I felt and saw "We the People" all around me - the laughing and dancing high school and college-aged kids of every color of human skin, and the sweet elderly white lady with the thick, central casting Brooklyn accent who told Joe where to stand so he could get a better view, and the Sikh man in a dastar, smiling almost giddily as he waved his American flag, and Americans of every color and age and presumably every creed and no creed. And everywhere in the crowd I saw the dignity of older African American men and women, who, by their presence, with tears streaming down their faces, so generously shared the power of their collective courage and experience. It was an honor to be there with them. We the People.

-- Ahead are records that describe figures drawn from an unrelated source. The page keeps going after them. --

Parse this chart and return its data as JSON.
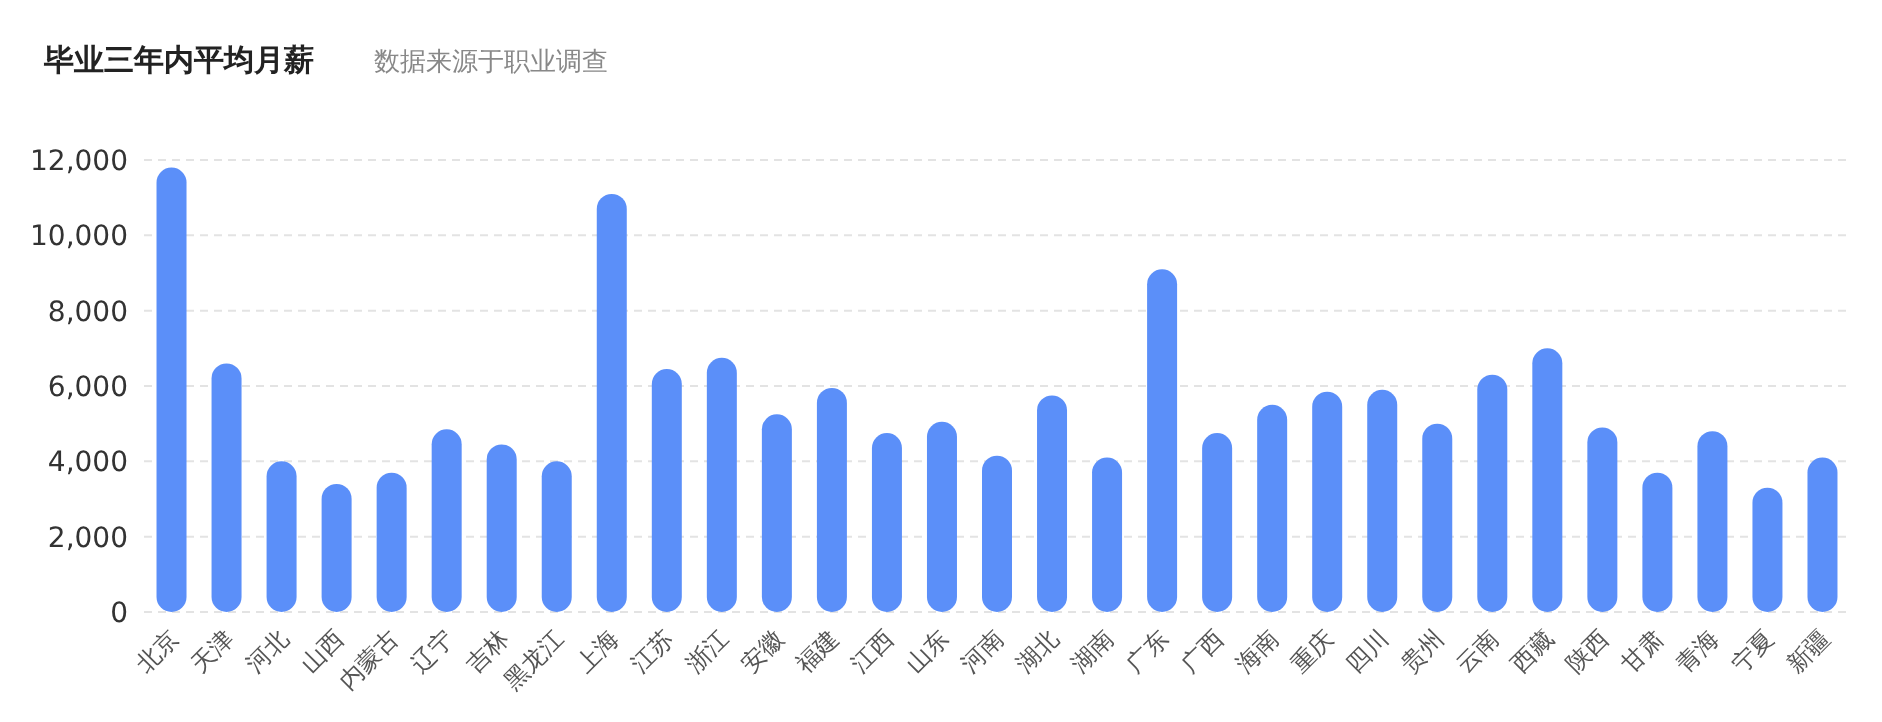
{
  "chart_data": {
    "type": "bar",
    "title": "毕业三年内平均月薪",
    "subtitle": "数据来源于职业调查",
    "categories": [
      "北京",
      "天津",
      "河北",
      "山西",
      "内蒙古",
      "辽宁",
      "吉林",
      "黑龙江",
      "上海",
      "江苏",
      "浙江",
      "安徽",
      "福建",
      "江西",
      "山东",
      "河南",
      "湖北",
      "湖南",
      "广东",
      "广西",
      "海南",
      "重庆",
      "四川",
      "贵州",
      "云南",
      "西藏",
      "陕西",
      "甘肃",
      "青海",
      "宁夏",
      "新疆"
    ],
    "values": [
      11800,
      6600,
      4000,
      3400,
      3700,
      4850,
      4450,
      4000,
      11100,
      6450,
      6750,
      5250,
      5950,
      4750,
      5050,
      4150,
      5750,
      4100,
      9100,
      4750,
      5500,
      5850,
      5900,
      5000,
      6300,
      7000,
      4900,
      3700,
      4800,
      3300,
      4100
    ],
    "color": "#5b8ff9",
    "ylim": [
      0,
      12000
    ],
    "yticks": [
      {
        "value": 0,
        "label": "0"
      },
      {
        "value": 2000,
        "label": "2,000"
      },
      {
        "value": 4000,
        "label": "4,000"
      },
      {
        "value": 6000,
        "label": "6,000"
      },
      {
        "value": 8000,
        "label": "8,000"
      },
      {
        "value": 10000,
        "label": "10,000"
      },
      {
        "value": 12000,
        "label": "12,000"
      }
    ],
    "grid": "y"
  }
}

How dare anyone say ever again that some of us are less than American just because we live in cities, because we don't go to their church or any church, because we have structured our families differently, because we are poor, or immigrants, or indigenous, or think differently?

We the People stood on America's front lawn on January 20th in the cold - and it was bitterly cold - and we waved our American flags, and we cried our tears, and we hugged our loved ones, and we gave witness to our fellow countrywomen and men and to the rest of the world by our collective presence; witness to something powerful: to commonweal, collective effort, rewarding merit, working together, and judging all children by the content of their character. E Pluribus Unum.

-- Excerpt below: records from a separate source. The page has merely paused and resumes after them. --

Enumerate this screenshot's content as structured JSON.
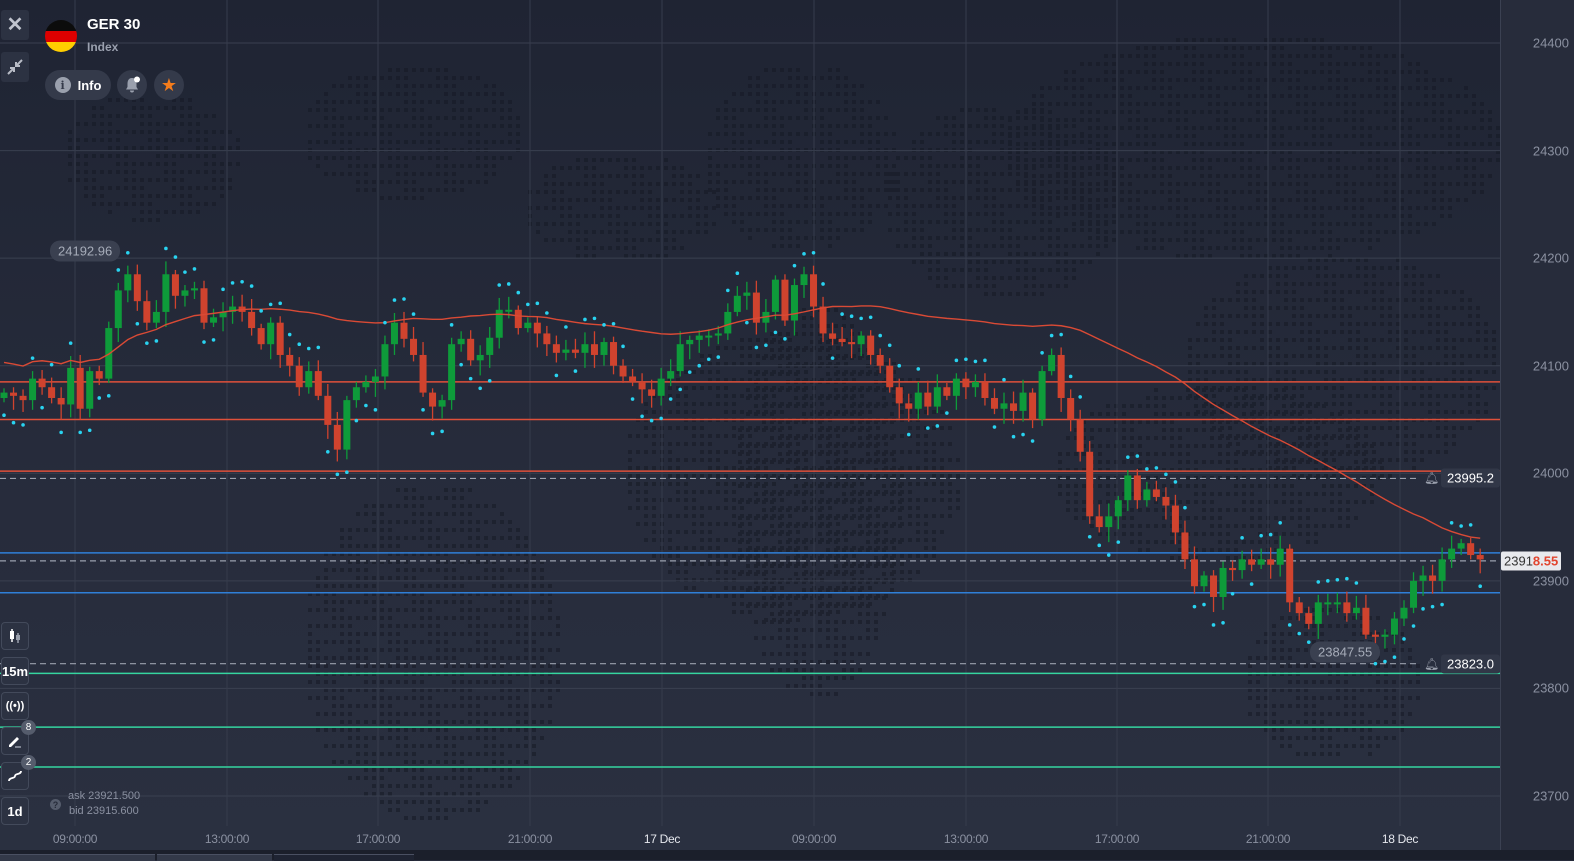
{
  "header": {
    "title": "GER 30",
    "subtitle": "Index",
    "info_label": "Info",
    "flag": "germany-flag"
  },
  "left_toolbar": {
    "close_icon": "×",
    "collapse_icon": "collapse-arrows",
    "chart_type_icon": "candlestick",
    "timeframe": "15m",
    "signals_icon": "((•))",
    "drawings_badge": "8",
    "indicators_badge": "2",
    "period": "1d"
  },
  "quote": {
    "ask_label": "ask 23921.500",
    "bid_label": "bid 23915.600",
    "help_icon": "?"
  },
  "current_price": {
    "prefix": "2391",
    "accent": "8.55",
    "value": 23918.55
  },
  "alerts": [
    {
      "label": "23995.2",
      "value": 23995.2
    },
    {
      "label": "23823.0",
      "value": 23823.0
    }
  ],
  "high_low_tags": {
    "high": {
      "label": "24192.96",
      "value": 24192.96
    },
    "low": {
      "label": "23847.55",
      "value": 23847.55
    }
  },
  "price_axis": {
    "ticks": [
      "24400",
      "24300",
      "24200",
      "24100",
      "24000",
      "23900",
      "23800",
      "23700"
    ]
  },
  "time_axis": {
    "ticks": [
      {
        "label": "09:00:00",
        "x": 75,
        "bold": false
      },
      {
        "label": "13:00:00",
        "x": 227,
        "bold": false
      },
      {
        "label": "17:00:00",
        "x": 378,
        "bold": false
      },
      {
        "label": "21:00:00",
        "x": 530,
        "bold": false
      },
      {
        "label": "17 Dec",
        "x": 662,
        "bold": true
      },
      {
        "label": "09:00:00",
        "x": 814,
        "bold": false
      },
      {
        "label": "13:00:00",
        "x": 966,
        "bold": false
      },
      {
        "label": "17:00:00",
        "x": 1117,
        "bold": false
      },
      {
        "label": "21:00:00",
        "x": 1268,
        "bold": false
      },
      {
        "label": "18 Dec",
        "x": 1400,
        "bold": true
      }
    ]
  },
  "colors": {
    "up": "#0e9b3a",
    "down": "#d0432e",
    "sar": "#29d3f0",
    "ma": "#d94a35",
    "res_line": "#e0503a",
    "blue_line": "#2f7fd8",
    "green_line": "#35d6a0"
  },
  "horizontal_lines": {
    "red": [
      24085,
      24050,
      24002
    ],
    "blue": [
      23926,
      23889
    ],
    "green": [
      23814,
      23764,
      23727
    ]
  },
  "chart_data": {
    "type": "candlestick",
    "title": "GER 30",
    "ylim": [
      23675,
      24440
    ],
    "y_ticks": [
      24400,
      24300,
      24200,
      24100,
      24000,
      23900,
      23800,
      23700
    ],
    "x_ticks": [
      "09:00:00",
      "13:00:00",
      "17:00:00",
      "21:00:00",
      "17 Dec",
      "09:00:00",
      "13:00:00",
      "17:00:00",
      "21:00:00",
      "18 Dec"
    ],
    "indicators": [
      "Moving Average",
      "Parabolic SAR"
    ],
    "closes": [
      24075,
      24072,
      24068,
      24088,
      24080,
      24070,
      24064,
      24098,
      24060,
      24095,
      24088,
      24135,
      24170,
      24185,
      24160,
      24140,
      24150,
      24185,
      24165,
      24170,
      24172,
      24140,
      24145,
      24150,
      24155,
      24150,
      24135,
      24120,
      24140,
      24110,
      24100,
      24080,
      24095,
      24072,
      24045,
      24022,
      24068,
      24080,
      24085,
      24090,
      24120,
      24140,
      24125,
      24110,
      24075,
      24062,
      24068,
      24120,
      24125,
      24105,
      24110,
      24126,
      24152,
      24152,
      24135,
      24140,
      24130,
      24120,
      24112,
      24115,
      24112,
      24120,
      24110,
      24122,
      24100,
      24090,
      24085,
      24078,
      24072,
      24088,
      24095,
      24120,
      24124,
      24128,
      24128,
      24130,
      24150,
      24165,
      24168,
      24140,
      24150,
      24180,
      24142,
      24175,
      24185,
      24155,
      24130,
      24125,
      24122,
      24120,
      24128,
      24110,
      24100,
      24080,
      24065,
      24060,
      24075,
      24062,
      24080,
      24072,
      24088,
      24080,
      24085,
      24070,
      24060,
      24065,
      24058,
      24075,
      24050,
      24095,
      24110,
      24070,
      24050,
      24020,
      23960,
      23950,
      23960,
      23975,
      23998,
      23975,
      23985,
      23978,
      23970,
      23945,
      23920,
      23895,
      23905,
      23885,
      23912,
      23910,
      23920,
      23915,
      23920,
      23915,
      23930,
      23880,
      23870,
      23860,
      23880,
      23880,
      23880,
      23870,
      23875,
      23850,
      23848,
      23850,
      23865,
      23875,
      23900,
      23905,
      23900,
      23920,
      23930,
      23935,
      23924,
      23920
    ]
  }
}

There was the official day - the dignity of a free people transferring a tremendous amount of power peacefully from one leader to the next - and the official day was unquestionably impressive. But Inauguration Day on the Mall wasn't about President Obama, it was about us. And I'm sorry Ms Franklin, but I'm afraid you're right; yup, you missed it.


Celeste said...

What a moving piece. Thanks for sharing your inauguration experience. It is amazing to see what was once thought impossible actually happen. Even though I am not an American, I feel the significance of Obama's election. It feels like the good guys have finally won.
For those who may be interested, here is a gigapan photo of the inauguration. I am not sure why, but I really love this:

Tree said...

I wasn't there. Unfortunately. However, I watched it. Glued to a TV for longer than I've been in, well, my lifetime. Oblivious of the time. THIS IS HISTORY! White I am, and connected to many Africans (yes, from Africa), and African-Americans. Wondering how those who fought so hard to be able to share the same bathroom as I, must feel. (Later I asked and heard stories filled with emotion as my African-American brothers and sisters tried to express that which is beyond words.)

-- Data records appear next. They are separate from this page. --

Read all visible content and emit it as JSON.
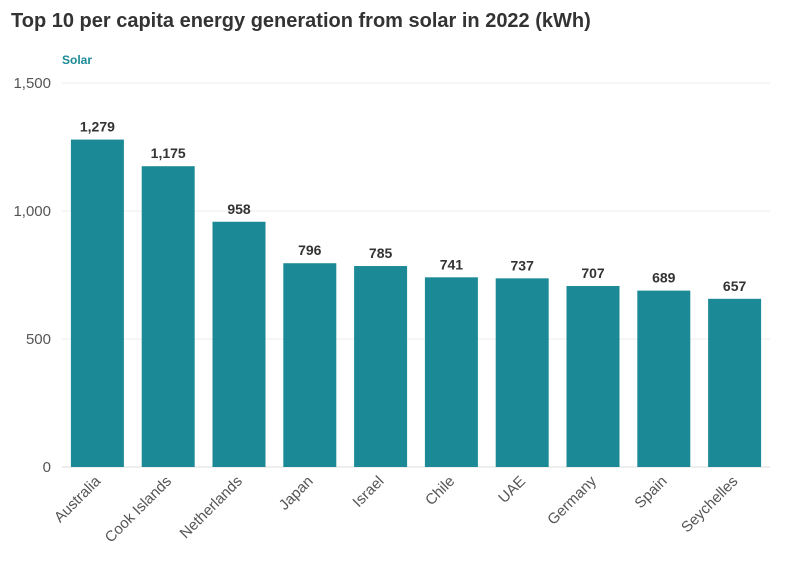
{
  "chart_data": {
    "type": "bar",
    "title": "Top 10 per capita energy generation from solar in 2022 (kWh)",
    "categories": [
      "Australia",
      "Cook Islands",
      "Netherlands",
      "Japan",
      "Israel",
      "Chile",
      "UAE",
      "Germany",
      "Spain",
      "Seychelles"
    ],
    "series": [
      {
        "name": "Solar",
        "values": [
          1279,
          1175,
          958,
          796,
          785,
          741,
          737,
          707,
          689,
          657
        ],
        "color": "#1b8a96"
      }
    ],
    "value_labels": [
      "1,279",
      "1,175",
      "958",
      "796",
      "785",
      "741",
      "737",
      "707",
      "689",
      "657"
    ],
    "y_ticks": [
      0,
      500,
      1000,
      1500
    ],
    "y_tick_labels": [
      "0",
      "500",
      "1,000",
      "1,500"
    ],
    "ylim": [
      0,
      1500
    ],
    "xlabel": "",
    "ylabel": "",
    "grid": true,
    "legend_position": "top-left"
  }
}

I am proud, so very proud to be from our United States. I believe Obama will be a connector, a healer, not just for those in these States who have been ostracized, shunned, spat upon, considered less, or marginalized in any way. I believe he will draw a divided world closer. Through the example of our new president, I believe the world has a chance to begin building a road on which differing views may peacefully travel. (Beginning being the operative word - it will take yearS of practice for humanity to act often enough that peace prevails.)

I know I will not agree with everything President Obama does. In fact, already I've disagreements. However, the reality that within the leader of our country is a person of many backgrounds, innate intelligence, a seemingly strong rootedness within himself and his family, fills me with hope.

Unknown said...

I like this, Steve. And I'm so glad that you were able to be there.

Unknown said...

BEAUTIFUL. I took vacation and watched it on TV. There was no way I was going to be at work. Unfortunately, I recently also watched HBO's Right America: Feeling Wronged . . . WHOA!